Con los cambios aprobados en la normativa local, la capital se suma a una tendencia global en la que grandes ciudades han comenzado a establecer controles más estrictos sobre la micromovilidad, buscando ordenar el uso del espacio público, reducir riesgos y mejorar la convivencia vial.
En este contexto, las autoridades definieron costos y lineamientos clave para los usuarios: la emisión de placas tendrá un costo de 709 pesos; la licencia tipo A, 572 pesos; y la licencia tipo B, 1,142 pesos. Además, se contemplan multas que van de 1,175 a 2,350 pesos (equivalentes a 10-20 UMAs) para quienes incumplan la regulación. El periodo de gracia para realizar el trámite de emplacamiento se extenderá del 1 de julio al 1 de noviembre.
Los distribuidores de vehículos eléctricos personales categoría VEMEPE deberán entregar las unidades nuevas ya emplacadas, de acuerdo con la nueva regulación vigente en la Ciudad de México. Esta disposición implica una carga administrativa y operativa adicional para los puntos de venta, lo que en la práctica podría trasladarse al precio final que paga el consumidor.
El cambio también introduce un nuevo filtro en el proceso de compra, al reducir la posibilidad de adquisiciones por impulso. A partir de la normativa, los compradores deberán presentar documentación como identificación oficial y comprobante de domicilio en el punto de venta para realizar el registro ante la Secretaría de Movilidad de la Ciudad de México (SEMOVI), integrando así un control más estricto desde el momento de la adquisición.
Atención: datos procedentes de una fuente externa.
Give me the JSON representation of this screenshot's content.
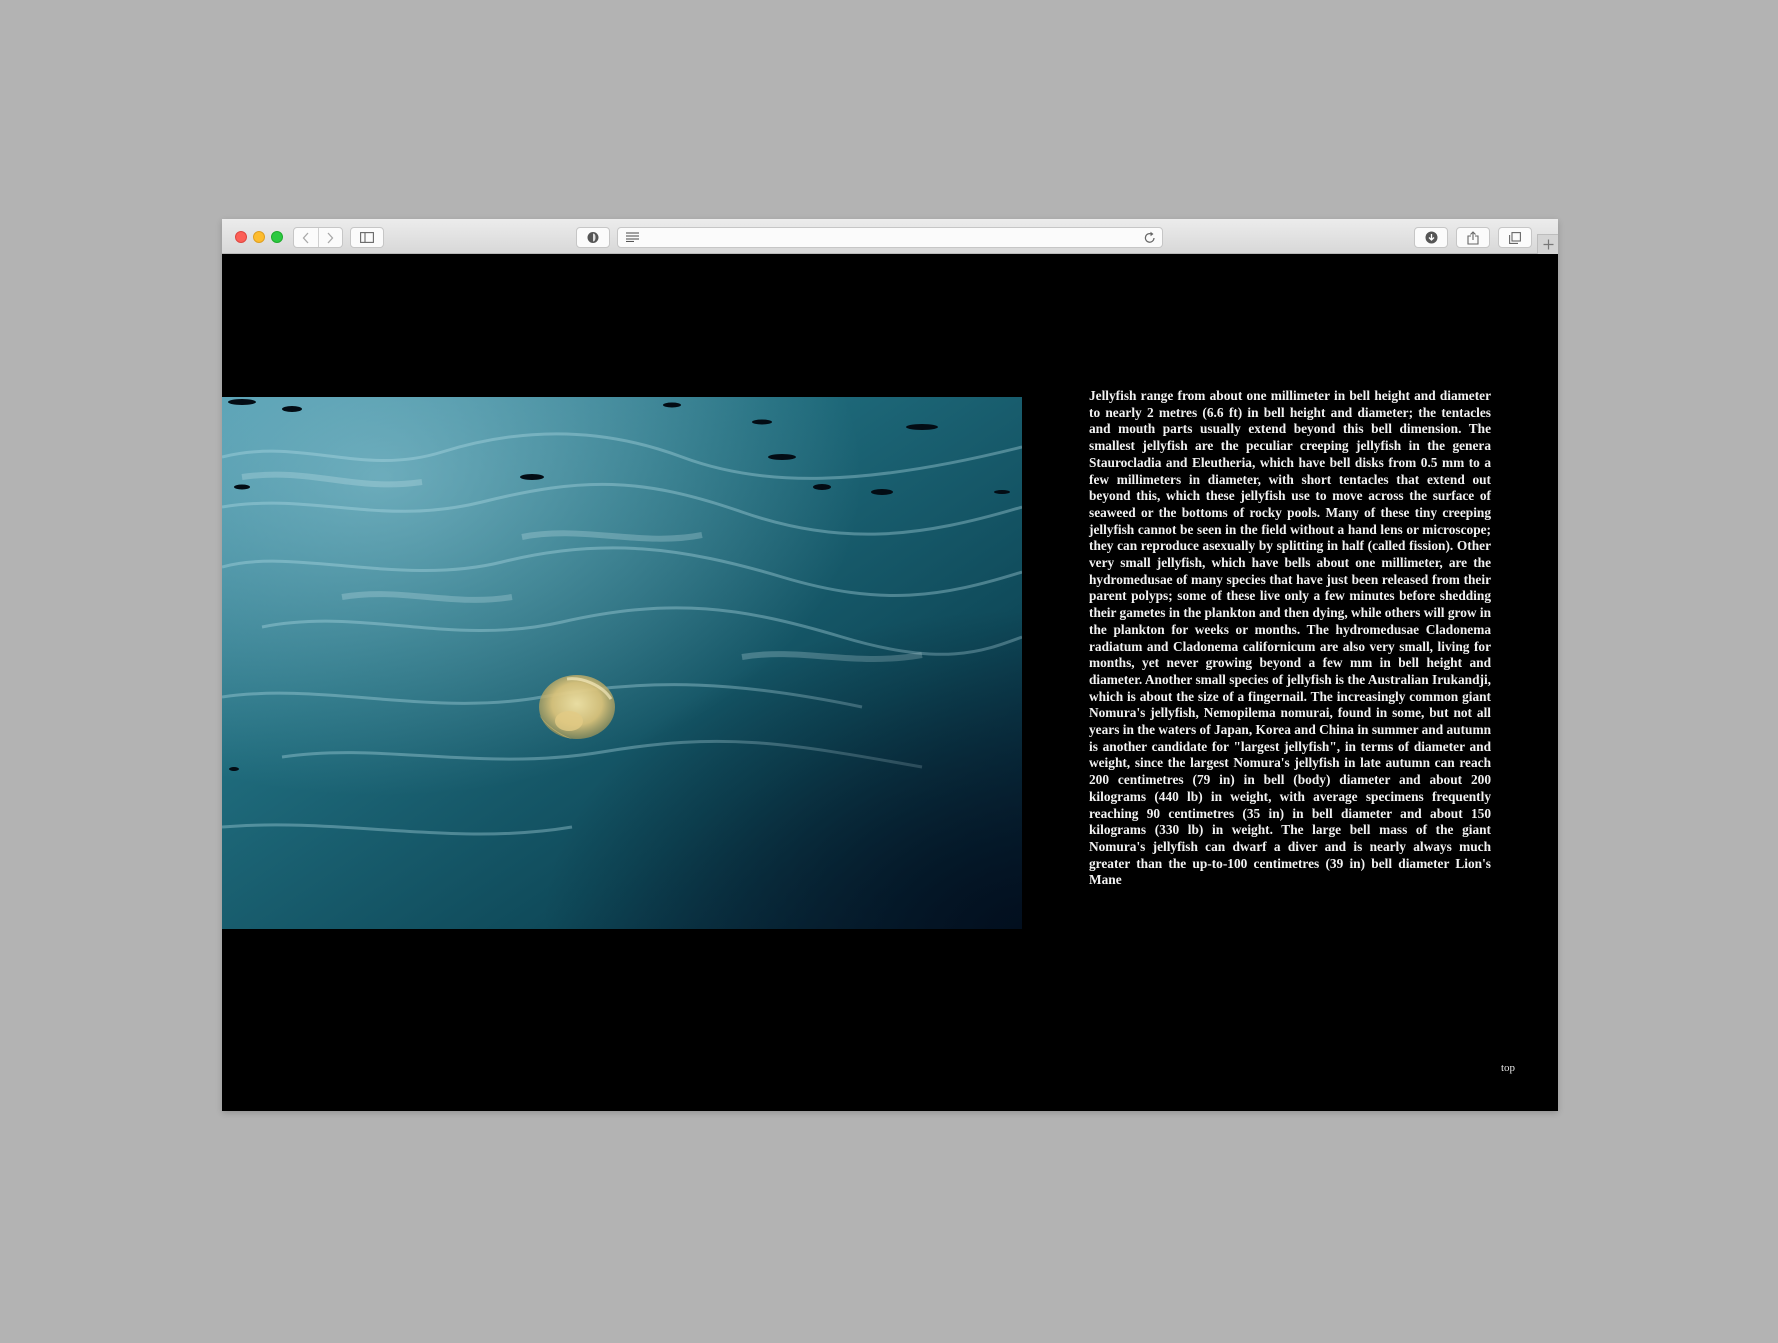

De acuerdo con el reporte del primer trimestre de 2026 de la Electro Movilidad Asociación (EMA), en la Ciudad de México y el mercado nacional se comercializaron 25,003 vehículos eléctricos durante los primeros tres meses del año, lo que representa un crecimiento anual del 21.6 por ciento en comparación con el mismo periodo de 2025. El informe refleja la aceleración sostenida de la adopción de tecnologías de movilidad eléctrica, impulsada por una mayor oferta, incentivos regulatorios y el avance de la infraestructura de carga en el país.
No obstante, el mismo reporte de la Electro Movilidad Asociación (EMA) anticipa una posible contracción en el mercado durante la segunda mitad de 2026, con una caída estimada entre 15 y 20 por ciento en las ventas de vehículos eléctricos. El ajuste estaría asociado, entre otros factores, a la adaptación del consumidor a los nuevos costos regulatorios, como el pago de 709 pesos por placas y la expedición de licencias, en un contexto de mayor formalización del sector en la Ciudad de México.
La ciudad de Nueva York aprobó recientemente una de las regulaciones más estrictas de América del Norte para vehículos eléctricos de movilidad personal, en respuesta al incremento de incendios asociados a baterías de litio y al aumento de incidentes con peatones.
La nueva normativa establece que todas las e-bikes y scooters deberán contar con placas de identificación visibles en la parte trasera, con el objetivo de mejorar la trazabilidad de las unidades en circulación y facilitar su control en vía pública. Asimismo, la policía de New York City Police Department (NYPD) tendrá facultades para confiscar aquellos vehículos que no estén debidamente registrados.